Wali Kota Palangka Raya Fairid Naparin memberikan keterangan kepada awak media usai menghadiri Rapat Paripurna DPRD Kota Palangka Raya terkait pembahasan dua raperda, Selasa (30/6/2026).
PALANGKA RAYA, TOVMEDIA.CO.D – Pemerintah Kota Palangka Raya bersama DPRD Kota Palangka Raya resmi menyepakati dua Rancangan Peraturan Daerah (Raperda) dalam Rapat Paripurna ke-8 Masa Persidangan III Tahun Sidang 2025/2026 yang digelar di Ruang Rapat Paripurna DPRD Kota Palangka Raya, Selasa (30/6/2026).
Dua raperda yang disepakati tersebut meliputi pembahasan pertanggungjawaban pelaksanaan APBD Tahun Anggaran 2025 serta Raperda tentang Kepramukaan yang selanjutnya akan memasuki tahapan pembahasan lanjutan.
Usai rapat, Wali Kota Palangka Raya, Fairid Naparin, menyampaikan apresiasi kepada seluruh jajaran DPRD Kota Palangka Raya yang telah bersama-sama menyepakati dua raperda tersebut.
Menurut Fairid, kesepakatan itu menjadi bentuk komitmen bersama antara pemerintah daerah dan legislatif untuk terus memperbaiki tata kelola pemerintahan, khususnya pengelolaan anggaran daerah agar semakin efektif, efisien, terukur, serta memberikan dampak nyata bagi pembangunan Kota Palangka Raya.
“Pada prinsipnya kami sama-sama berkomitmen bagaimana tata kelola anggaran dan jalannya pemerintahan dari tahun ke tahun harus terus mengalami progres perbaikan, sehingga hasil pembangunan benar-benar dirasakan masyarakat,” ujarnya kepada awak media.
Terkait Raperda Kepramukaan, Fairid menegaskan regulasi tersebut diharapkan tidak hanya menjadi aturan administratif semata, melainkan mampu menjadi instrumen nyata dalam pembinaan karakter generasi muda di Kota Palangka Raya.
Ia menilai pembinaan melalui kegiatan kepramukaan penting untuk memperkuat karakter anak-anak dan remaja di tengah berbagai persoalan sosial yang terus berkembang di masyarakat.
“Jangan sampai perda ini hanya menjadi administrasi saja.
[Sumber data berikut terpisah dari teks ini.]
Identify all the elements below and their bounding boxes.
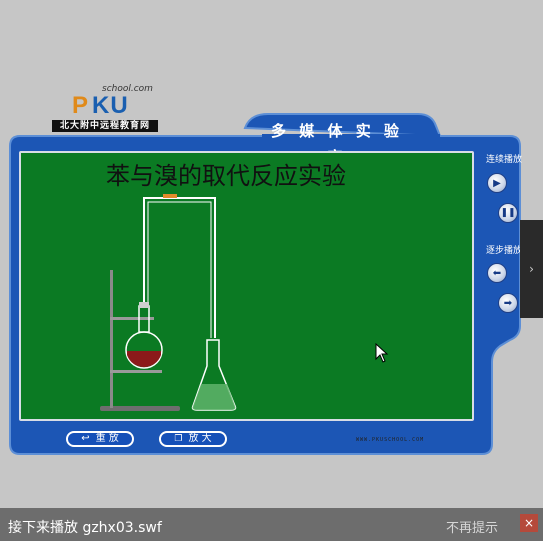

Bagaimana ke depan Pramuka bisa lebih digalakkan lagi, dibina lebih baik, karena itu juga bagian dari membentuk karakter generasi muda supaya lebih tangguh,” kata Fairid.
Selain itu, Pemerintah Kota Palangka Raya memastikan komitmen dukungan terhadap kegiatan kepramukaan tetap berjalan, termasuk dukungan anggaran yang selama ini dialokasikan setiap tahun.
Namun demikian, Fairid menekankan agar implementasi program tetap dijalankan secara proporsional dan tidak menimbulkan beban berlebihan, dengan melibatkan dukungan lintas sektoral dari berbagai stakeholder terkait.
“Tiap tahun bantuan untuk Pramuka tetap ada. Tapi tentu pelaksanaannya harus tetap berjalan baik, tidak membebani, dan harus melibatkan dukungan bersama lintas sektor,” pungkasnya.
Pemerintah Kota Palangka Raya berharap pembahasan dua raperda tersebut nantinya dapat melahirkan kebijakan yang tidak hanya memperkuat tata kelola pemerintahan daerah, tetapi juga memberikan manfaat langsung bagi pembangunan dan pembinaan masyarakat secara berkelanjutan.